Tedious to get through. There is a flow to the speaker's voice, but it's not a flow that matches me personally. That made it hard to keep reading, but I finished it because I made a commitment to get through a reading list.

It didn't seem organized well. It jumped around, strayed off topic often, and covered some topics twice. In that regard, the book paid homage to it's name.

There wasn't a natural progression to the elements it taught, and the ideas weren't tight and fluid like a pipeline directing water. It was more like a flood of information, some useful, some not, going every which way. Reading the loose format was more like slogging through mud to get to the important points.

Like I said, others will get a kick out of the Author's in-your-face writing and methods to the madness.


The ideas presented were great ideas, "Write. Publish. Repeat." being the overall theme. Book funnels were discussed at length (including their funnels and how they work) and leveraging the books by thinking of them as assets. They also mentioned the importance of book reviews and how to go get them, placing Calls to Action inside books, and scheduling writing time.

The examples matched the point they were trying to make. I particularly liked the point about the Angry Birds app that Johnny had gotten for free, but because his son liked it so much, the free app lead to up-sells. Also used as an example was the TV show Friends which aired for free, but spurred them to buy all the seasons. Both these examples in particular illustrated the use of a perma-free book to let the readers get a feel for the authors and decide if they'd like more.

They also use their own experiences with the book industry and their materials as examples which is helpful.

They have clever moments where they add in little tidbits that made me smile.

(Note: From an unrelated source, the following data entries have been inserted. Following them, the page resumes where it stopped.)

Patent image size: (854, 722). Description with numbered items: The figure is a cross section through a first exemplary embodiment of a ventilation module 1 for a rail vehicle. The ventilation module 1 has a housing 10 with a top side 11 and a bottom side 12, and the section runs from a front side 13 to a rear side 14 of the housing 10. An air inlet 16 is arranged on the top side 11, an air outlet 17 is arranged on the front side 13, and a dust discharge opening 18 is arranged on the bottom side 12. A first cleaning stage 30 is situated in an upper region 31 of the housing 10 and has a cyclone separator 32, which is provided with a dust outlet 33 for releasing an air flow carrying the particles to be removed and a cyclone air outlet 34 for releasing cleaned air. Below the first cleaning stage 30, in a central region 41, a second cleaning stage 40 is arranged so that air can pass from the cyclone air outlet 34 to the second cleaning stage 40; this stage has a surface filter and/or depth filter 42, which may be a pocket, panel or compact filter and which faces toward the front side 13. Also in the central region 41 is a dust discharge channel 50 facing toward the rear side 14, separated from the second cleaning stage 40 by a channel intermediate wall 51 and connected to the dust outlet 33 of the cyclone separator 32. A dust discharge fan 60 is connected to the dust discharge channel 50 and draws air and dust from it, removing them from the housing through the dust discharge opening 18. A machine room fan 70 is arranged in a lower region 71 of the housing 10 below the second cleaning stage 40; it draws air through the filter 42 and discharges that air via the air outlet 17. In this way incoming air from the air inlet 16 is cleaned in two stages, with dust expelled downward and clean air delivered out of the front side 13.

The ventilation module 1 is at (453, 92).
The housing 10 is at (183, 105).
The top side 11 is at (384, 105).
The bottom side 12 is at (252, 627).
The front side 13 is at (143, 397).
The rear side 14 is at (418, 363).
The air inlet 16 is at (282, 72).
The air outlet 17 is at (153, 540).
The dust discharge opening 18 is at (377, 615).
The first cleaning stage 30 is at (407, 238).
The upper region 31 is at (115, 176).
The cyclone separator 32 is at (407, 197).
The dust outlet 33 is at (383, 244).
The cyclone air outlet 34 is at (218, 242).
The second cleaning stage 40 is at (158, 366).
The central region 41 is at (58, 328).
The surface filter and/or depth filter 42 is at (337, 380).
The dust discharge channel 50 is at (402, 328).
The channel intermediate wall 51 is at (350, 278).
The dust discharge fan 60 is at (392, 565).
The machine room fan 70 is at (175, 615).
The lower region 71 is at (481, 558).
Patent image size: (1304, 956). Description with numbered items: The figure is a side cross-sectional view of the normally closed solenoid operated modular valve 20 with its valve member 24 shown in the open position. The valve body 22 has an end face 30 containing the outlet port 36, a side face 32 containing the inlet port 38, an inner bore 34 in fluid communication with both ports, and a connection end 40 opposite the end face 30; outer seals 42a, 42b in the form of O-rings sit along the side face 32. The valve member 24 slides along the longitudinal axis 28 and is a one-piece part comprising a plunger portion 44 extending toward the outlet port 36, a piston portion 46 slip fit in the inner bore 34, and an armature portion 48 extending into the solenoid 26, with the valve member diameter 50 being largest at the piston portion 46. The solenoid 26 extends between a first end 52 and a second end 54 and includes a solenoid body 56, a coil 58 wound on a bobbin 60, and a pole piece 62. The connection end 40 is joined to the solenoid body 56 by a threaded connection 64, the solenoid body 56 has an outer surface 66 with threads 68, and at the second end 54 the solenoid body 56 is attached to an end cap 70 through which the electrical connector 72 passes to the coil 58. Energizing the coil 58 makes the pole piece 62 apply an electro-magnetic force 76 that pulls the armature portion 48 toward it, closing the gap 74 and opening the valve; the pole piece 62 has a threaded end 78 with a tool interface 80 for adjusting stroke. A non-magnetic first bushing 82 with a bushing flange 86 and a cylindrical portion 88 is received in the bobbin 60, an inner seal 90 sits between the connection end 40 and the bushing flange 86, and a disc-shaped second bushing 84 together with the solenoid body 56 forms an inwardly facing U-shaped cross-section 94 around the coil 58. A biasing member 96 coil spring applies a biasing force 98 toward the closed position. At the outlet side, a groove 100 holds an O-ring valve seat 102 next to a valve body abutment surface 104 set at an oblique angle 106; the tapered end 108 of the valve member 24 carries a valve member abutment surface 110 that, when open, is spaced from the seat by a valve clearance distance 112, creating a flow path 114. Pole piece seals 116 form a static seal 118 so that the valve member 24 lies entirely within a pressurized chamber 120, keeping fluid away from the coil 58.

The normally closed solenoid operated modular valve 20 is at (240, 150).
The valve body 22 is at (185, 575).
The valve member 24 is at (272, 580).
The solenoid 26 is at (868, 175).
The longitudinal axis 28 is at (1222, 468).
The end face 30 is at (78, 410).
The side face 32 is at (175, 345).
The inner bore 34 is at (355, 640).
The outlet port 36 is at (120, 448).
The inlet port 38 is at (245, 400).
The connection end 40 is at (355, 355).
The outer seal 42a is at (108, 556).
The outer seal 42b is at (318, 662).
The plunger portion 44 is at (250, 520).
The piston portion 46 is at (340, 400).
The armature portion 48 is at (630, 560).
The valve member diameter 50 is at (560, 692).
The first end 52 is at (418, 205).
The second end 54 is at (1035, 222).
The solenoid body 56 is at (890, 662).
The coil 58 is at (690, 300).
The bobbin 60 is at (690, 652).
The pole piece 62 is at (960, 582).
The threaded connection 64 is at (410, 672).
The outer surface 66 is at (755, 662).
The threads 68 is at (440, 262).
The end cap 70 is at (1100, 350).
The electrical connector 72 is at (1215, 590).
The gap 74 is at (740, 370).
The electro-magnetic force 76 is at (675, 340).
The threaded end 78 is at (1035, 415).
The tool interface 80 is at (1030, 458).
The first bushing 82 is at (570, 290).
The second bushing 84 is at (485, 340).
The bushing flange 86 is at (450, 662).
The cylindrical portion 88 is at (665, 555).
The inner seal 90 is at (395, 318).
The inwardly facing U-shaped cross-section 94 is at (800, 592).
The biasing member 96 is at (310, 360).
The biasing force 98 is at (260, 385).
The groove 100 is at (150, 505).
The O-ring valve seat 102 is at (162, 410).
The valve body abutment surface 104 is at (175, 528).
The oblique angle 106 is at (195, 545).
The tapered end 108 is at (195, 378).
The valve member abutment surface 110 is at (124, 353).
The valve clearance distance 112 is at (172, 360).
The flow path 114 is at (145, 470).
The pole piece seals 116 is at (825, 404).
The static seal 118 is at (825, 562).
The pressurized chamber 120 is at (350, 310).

Particularly their shout out to Stephen King.

The encompassing attitude is what they intended it to be: two people sitting on bar stools and talking about publishing. They specifically mention their intent in the book, and they nail it on the head.

Though certain parts of the book are worth studying (I'll probably go back into the book to refresh myself on how they set up their funnels when I'm ready to do so with my own work.), overall, I'd say that the information could be had elsewhere for less effort. I had to restart the book because I'd quit the first time, and even in the second pass, I wanted to quit again, because of how tedious the writing was.

Again, not my cup of tea, but I do suggest reading a sample at least for yourself if you're interested.

I hope this has been helpful for you.